The 1981 decree popularly known as the “right to shelter” was instituted after Robert Callahan, a short-order cook struggling with alcoholism and housing insecurity, took Robert Hayes on as his lawyer and sued the city over his living conditions. Hayes, an associate at Sullivan & Cromwell and a member of the Catholic Workers movement, successfully argued that a clause in the state constitution–promising “aid, care and support of the needy”–included the right to a bed.

Certain locals have made clear in the past number of months that they vehemently disagree, protesting new shelter construction for incoming migrants in boroughs ranging from Queens to Staten Island. Migrants were also temporarily forced to sleep on the street outside the Roosevelt Hotel. Others, pointing to NYC’s much-vaunted identity as a city built by immigrants, have condemned the vitriol directed at the asylum-seekers.

Adams has generally taken the side of anti-shelter protestors, including by claiming that new arrivals have forced him to enact budget cuts. His petition to the Manhattan Supreme Court to ask for more “flexibility” in the right-to-shelter, therefore, is only his latest salvo.

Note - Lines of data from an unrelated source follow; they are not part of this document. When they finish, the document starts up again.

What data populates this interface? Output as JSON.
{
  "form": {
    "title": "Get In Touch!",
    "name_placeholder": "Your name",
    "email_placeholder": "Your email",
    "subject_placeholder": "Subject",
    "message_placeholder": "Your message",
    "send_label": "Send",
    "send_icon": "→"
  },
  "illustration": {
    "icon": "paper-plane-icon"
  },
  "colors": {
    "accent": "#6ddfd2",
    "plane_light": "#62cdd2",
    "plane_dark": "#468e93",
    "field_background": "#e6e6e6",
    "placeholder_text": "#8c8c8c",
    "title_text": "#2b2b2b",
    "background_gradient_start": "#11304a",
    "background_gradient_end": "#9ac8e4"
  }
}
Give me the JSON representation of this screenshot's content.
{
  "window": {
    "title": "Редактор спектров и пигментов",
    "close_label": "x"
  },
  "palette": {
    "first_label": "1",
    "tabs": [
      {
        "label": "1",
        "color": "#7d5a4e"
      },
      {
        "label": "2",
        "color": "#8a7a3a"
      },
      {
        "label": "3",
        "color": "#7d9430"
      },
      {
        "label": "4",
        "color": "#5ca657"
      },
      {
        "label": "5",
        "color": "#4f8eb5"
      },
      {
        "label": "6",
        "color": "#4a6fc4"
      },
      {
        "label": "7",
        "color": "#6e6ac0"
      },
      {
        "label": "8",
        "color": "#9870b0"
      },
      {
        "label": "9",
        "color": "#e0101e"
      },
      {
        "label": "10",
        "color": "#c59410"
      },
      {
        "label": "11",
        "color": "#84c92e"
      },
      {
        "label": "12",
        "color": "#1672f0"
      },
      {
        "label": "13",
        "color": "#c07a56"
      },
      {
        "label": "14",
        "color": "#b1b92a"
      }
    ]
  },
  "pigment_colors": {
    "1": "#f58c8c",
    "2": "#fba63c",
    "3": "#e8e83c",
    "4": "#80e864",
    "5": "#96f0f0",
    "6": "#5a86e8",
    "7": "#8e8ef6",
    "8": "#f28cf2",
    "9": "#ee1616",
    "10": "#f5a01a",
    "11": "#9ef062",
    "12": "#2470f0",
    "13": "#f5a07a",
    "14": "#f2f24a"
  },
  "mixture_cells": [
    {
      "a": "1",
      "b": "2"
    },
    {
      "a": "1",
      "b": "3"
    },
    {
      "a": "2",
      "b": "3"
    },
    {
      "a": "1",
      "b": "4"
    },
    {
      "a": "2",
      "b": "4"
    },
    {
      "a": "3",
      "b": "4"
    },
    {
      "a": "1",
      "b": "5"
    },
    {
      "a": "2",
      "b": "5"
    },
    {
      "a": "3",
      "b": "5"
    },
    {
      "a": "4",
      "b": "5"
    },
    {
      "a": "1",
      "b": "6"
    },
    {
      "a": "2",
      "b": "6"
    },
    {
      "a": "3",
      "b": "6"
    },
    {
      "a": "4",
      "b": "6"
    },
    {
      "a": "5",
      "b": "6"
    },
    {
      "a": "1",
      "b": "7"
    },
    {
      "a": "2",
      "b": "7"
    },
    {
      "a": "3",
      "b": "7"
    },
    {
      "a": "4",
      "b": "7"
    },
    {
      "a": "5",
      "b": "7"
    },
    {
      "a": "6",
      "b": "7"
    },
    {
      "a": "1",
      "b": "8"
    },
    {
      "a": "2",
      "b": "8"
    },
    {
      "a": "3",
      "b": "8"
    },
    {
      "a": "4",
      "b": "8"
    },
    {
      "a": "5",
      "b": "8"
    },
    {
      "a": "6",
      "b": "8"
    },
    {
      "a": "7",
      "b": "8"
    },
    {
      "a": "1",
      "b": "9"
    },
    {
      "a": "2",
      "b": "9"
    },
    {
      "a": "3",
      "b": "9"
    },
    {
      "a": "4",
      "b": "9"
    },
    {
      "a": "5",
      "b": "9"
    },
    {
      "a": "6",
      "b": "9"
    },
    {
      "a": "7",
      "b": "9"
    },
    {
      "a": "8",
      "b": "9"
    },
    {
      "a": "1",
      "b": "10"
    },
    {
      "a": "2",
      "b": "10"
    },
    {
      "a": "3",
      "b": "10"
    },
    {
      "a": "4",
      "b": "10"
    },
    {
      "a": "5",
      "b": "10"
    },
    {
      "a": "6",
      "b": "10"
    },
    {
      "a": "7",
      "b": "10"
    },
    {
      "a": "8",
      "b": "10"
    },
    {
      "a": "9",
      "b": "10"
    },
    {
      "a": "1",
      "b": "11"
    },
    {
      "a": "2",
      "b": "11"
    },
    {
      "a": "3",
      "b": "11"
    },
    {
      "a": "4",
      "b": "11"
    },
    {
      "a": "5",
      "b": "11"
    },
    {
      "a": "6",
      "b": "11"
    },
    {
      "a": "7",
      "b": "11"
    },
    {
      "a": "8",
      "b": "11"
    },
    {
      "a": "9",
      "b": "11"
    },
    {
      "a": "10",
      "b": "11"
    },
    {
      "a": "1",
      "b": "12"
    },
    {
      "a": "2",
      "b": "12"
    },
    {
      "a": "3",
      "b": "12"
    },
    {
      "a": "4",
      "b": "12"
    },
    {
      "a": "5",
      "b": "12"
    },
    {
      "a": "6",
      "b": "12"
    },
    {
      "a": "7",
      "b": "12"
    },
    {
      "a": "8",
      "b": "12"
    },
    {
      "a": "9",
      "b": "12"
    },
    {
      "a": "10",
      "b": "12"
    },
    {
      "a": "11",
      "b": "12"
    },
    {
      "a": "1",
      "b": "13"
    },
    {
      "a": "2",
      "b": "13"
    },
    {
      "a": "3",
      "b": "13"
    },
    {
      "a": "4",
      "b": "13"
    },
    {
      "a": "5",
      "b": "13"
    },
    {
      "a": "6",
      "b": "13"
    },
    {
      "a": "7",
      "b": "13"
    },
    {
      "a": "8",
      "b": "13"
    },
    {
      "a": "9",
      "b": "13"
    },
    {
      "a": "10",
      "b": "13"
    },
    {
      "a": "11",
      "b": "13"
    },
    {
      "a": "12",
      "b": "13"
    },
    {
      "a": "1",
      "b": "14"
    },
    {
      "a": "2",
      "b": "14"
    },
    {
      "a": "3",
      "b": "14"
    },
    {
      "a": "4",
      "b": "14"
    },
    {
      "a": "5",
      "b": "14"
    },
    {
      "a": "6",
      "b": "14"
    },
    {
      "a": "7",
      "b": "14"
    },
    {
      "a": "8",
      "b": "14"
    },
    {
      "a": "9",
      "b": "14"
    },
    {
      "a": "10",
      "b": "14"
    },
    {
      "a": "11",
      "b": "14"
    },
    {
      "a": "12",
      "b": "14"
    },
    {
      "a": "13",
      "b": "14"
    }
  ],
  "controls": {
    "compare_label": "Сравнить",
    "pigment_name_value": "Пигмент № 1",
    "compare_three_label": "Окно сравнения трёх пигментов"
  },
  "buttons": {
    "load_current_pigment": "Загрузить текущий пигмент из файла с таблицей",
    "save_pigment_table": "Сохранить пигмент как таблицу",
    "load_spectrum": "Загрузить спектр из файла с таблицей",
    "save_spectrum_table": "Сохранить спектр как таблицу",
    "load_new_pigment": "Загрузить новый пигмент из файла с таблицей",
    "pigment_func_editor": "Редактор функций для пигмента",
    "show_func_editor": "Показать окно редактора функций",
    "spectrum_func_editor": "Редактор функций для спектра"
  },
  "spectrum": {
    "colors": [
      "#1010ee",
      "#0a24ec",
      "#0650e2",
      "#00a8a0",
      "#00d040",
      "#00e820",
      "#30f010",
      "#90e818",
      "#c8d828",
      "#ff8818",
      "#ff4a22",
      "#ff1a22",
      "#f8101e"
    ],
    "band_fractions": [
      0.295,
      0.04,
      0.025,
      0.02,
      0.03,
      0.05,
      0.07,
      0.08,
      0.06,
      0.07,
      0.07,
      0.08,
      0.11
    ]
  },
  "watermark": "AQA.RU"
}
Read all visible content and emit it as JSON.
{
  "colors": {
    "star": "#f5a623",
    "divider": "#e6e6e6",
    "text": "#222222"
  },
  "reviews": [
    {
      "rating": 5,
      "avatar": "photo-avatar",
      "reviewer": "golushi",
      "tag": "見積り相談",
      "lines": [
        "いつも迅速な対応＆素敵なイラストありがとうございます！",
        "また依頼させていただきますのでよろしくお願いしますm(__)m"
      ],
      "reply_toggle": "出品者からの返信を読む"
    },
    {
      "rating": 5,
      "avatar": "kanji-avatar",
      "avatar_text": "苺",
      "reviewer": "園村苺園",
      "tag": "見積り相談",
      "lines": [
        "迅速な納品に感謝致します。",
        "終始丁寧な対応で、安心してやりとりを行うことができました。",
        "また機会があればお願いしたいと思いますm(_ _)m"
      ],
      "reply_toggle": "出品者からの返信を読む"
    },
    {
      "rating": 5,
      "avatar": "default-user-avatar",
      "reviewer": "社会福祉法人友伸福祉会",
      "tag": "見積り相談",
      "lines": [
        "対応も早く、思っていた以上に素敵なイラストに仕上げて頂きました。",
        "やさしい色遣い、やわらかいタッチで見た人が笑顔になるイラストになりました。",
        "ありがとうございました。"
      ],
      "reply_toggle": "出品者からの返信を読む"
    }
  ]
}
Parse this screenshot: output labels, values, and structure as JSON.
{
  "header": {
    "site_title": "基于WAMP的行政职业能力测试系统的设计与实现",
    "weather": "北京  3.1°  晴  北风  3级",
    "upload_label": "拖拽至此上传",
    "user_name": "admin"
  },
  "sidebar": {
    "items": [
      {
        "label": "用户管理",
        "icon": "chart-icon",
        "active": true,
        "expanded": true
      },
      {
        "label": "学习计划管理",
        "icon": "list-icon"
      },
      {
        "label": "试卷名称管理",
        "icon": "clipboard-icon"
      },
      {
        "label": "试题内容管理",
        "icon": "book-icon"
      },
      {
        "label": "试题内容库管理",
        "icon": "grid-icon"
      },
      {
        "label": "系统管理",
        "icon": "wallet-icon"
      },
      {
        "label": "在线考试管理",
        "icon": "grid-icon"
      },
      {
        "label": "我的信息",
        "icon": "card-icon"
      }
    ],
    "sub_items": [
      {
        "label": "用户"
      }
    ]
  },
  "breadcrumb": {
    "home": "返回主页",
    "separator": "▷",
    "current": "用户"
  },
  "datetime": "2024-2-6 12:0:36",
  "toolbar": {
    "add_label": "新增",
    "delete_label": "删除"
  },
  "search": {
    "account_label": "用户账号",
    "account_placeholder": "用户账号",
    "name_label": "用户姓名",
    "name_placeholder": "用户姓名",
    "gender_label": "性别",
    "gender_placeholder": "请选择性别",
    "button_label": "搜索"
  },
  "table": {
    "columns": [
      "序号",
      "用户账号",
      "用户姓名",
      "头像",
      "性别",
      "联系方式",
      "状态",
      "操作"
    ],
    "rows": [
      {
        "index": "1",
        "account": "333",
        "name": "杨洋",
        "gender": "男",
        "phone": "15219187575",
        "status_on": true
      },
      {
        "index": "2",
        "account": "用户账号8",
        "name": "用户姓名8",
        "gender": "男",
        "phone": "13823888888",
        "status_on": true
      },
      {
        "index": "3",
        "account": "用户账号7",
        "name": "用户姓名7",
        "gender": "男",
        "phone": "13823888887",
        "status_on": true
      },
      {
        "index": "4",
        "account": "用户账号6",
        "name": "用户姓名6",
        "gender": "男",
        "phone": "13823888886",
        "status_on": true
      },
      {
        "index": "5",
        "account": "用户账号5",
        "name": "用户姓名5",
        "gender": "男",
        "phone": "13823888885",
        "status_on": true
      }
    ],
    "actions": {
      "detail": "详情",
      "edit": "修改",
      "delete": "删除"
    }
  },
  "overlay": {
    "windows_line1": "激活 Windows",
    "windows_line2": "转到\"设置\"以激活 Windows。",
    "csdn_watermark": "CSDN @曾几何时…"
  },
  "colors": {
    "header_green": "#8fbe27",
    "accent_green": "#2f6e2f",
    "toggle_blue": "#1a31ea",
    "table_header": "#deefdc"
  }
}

Hochul, too, has proclaimed to CNN’s Abby Phillip that the right-to-shelter decree isn’t an “unlimited universal right or obligation on [New York City] to have to house literally the entire world.” Seleney Gay Elsberg, an attorney representing the governor, wrote to a judge overseeing Adam’s petition that “the current situation is not sustainable.”

It is so far unclear what ruling the court will hand down, but rights groups such as the Legal Aid Society have already publicly denounced the politicians for the petition. “This abhorrent and unnecessary maneuver is a betrayal of the City’s commitment towards ensuring that no one is relegated to living—or dying—on the streets of our city,” the organization said in a statement released jointly with the Coalition for the Homeless.

Two senior staffers at the Legal Aid Society also wrote an August 28 op-ed in the Daily News on the matter, essentially predicting that modifying the consent decree would lead to a massive increase in New York City’s unsheltered homeless population.

”All three levels of government can and must do better, otherwise New York will soon see the emergence of vast tent encampments like we see in places like Los Angeles or San Francisco where there is no right to shelter. More Robert Callahans will end up on, and die on, our streets. We must not allow this to happen, and the right to shelter is frankly the least we can do to protect the lives and wellbeing of those without homes. It is a floor, not a ceiling,” they warned.